Harold wrote that feeling “generates the power behind thought, and whatever effects you emotionally, you broadcast, automatically, with greater feeling intensity. This explains why men and women get more impressions of tragic happenings from the minds of friends and loved ones, because they carry more ‘feeling impact’ behind them.”

Harold Sherman appears in a chapter about psychics trying to help a California family find a missing boy in 1960.  The father of the child wrote Rhine asking him to refer him to psychics. Rhine didn’t like to give out the names of psychics because “We do not know enough about the abilities we are studying to be able to apply them reliably … The worst part of it is that there is no adequate assurance that the impressions that come to the mind are due to ESP and are reliable even when they actually are.”

But the boy had been missing for months and Rhine didn’t want to take away what this father felt was his only hope.  So Rhine gave him the names of three psychics, and one of them was Harold Sherman.  I think this is my favorite chapter in the book, but it was also painful and sad to research.  Not because of Harold, though. Harold was the only psychic in this case to show enormous compassion for the family, and he was also the only one to get anything right. Unfortunately what he saw was not what the family wanted to hear and so they didn’t listen to him.  They went with the other psychic who had a prettier vision.  Which made a horrible situation worse.

Harold actually got it even righter than I thought when this book went to press. Information came out too late to include in the book, but witness descriptions of the man who was last seen with the boy fit Sherman’s description pretty much exactly.  I hope to get that into the paperback!

Getting Things Ready

My book comes out next month, so I’m gearing up!  

Below is a picture of a few of the scientists from the Lab:  Bill Davidson, Betty McMahan and Betty Humphrey, aka “the Bettys.”  I love this shot.  It’s so atmospheric. I was able to interview Betty McMahan, (called BettyMac to distinguish her from Betty Humphrey).
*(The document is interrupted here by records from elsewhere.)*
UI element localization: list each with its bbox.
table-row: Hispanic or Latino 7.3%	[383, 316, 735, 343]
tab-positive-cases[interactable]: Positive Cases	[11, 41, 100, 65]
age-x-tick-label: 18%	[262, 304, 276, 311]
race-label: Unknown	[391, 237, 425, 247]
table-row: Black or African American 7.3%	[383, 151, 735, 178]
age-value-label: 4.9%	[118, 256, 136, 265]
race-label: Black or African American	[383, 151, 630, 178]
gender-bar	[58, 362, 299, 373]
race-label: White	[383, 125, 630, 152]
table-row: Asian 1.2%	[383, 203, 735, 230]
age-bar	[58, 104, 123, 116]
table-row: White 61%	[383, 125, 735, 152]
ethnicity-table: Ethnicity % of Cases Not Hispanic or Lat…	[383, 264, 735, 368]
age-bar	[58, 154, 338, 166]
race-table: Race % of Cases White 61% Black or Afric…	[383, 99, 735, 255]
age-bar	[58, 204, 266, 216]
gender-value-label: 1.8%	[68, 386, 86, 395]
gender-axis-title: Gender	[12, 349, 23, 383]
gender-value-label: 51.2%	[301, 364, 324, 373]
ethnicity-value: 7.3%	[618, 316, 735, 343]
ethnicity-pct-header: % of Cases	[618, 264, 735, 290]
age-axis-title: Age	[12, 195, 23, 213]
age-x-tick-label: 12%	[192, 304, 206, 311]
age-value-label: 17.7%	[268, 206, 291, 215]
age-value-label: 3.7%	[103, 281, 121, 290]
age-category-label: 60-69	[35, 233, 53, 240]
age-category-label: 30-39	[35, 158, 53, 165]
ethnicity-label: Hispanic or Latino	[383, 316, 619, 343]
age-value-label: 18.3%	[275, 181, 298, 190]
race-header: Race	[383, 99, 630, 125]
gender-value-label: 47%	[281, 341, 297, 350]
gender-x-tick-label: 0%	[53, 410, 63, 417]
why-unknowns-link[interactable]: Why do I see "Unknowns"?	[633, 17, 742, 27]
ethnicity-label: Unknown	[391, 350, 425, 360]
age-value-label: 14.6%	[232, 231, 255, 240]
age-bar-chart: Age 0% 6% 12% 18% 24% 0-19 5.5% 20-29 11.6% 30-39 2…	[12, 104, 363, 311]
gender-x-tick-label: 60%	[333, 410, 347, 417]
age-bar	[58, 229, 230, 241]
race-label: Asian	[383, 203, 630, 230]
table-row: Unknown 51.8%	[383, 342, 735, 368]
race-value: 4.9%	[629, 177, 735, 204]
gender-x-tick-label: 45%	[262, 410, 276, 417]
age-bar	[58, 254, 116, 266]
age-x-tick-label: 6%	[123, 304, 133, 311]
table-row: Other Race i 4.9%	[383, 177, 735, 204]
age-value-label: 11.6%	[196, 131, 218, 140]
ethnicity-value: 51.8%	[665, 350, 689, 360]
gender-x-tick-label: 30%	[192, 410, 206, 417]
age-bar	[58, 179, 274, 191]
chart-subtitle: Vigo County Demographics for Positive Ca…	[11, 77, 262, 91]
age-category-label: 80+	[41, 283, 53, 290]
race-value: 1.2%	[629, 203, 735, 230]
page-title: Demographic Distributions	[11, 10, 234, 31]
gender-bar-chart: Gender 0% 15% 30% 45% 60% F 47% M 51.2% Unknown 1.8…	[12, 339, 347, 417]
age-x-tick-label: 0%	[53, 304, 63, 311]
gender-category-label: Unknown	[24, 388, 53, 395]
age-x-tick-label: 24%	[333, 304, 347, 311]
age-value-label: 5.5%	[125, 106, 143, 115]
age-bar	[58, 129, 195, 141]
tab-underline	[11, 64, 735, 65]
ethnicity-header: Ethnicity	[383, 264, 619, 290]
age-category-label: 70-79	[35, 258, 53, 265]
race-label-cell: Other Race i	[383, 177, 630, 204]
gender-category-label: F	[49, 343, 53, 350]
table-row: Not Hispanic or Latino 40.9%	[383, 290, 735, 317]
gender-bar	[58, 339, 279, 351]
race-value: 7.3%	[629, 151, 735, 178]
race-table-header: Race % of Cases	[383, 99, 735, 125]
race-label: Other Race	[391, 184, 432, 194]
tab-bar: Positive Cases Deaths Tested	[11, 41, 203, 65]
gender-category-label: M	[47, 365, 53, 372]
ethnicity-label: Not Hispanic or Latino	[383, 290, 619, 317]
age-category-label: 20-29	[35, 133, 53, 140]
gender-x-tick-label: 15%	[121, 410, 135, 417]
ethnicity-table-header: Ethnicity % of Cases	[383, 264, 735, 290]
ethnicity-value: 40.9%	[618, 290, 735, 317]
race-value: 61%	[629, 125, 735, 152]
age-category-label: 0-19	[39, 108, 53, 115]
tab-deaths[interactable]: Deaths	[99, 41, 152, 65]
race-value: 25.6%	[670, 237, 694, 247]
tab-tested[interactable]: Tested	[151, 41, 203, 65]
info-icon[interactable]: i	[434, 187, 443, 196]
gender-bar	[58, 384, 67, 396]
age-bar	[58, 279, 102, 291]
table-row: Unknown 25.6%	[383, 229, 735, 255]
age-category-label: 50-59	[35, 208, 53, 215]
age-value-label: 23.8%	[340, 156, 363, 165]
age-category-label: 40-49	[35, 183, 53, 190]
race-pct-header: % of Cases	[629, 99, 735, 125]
I came to love the Bettys.  There was over 700 boxes of archives at the Special Collections Library at Duke, and the ones dealing directly with the experiments often went over my head. So I focused on the correspondence instead, where the scientists wrote about what they were doing.  The Bettys were the best letter writers.  The guys were just so formal, and the Bettys were more fun and human, and long with descriptions of how their work was going they talked about what was going on with the people in the lab.  Thank you, Bettys!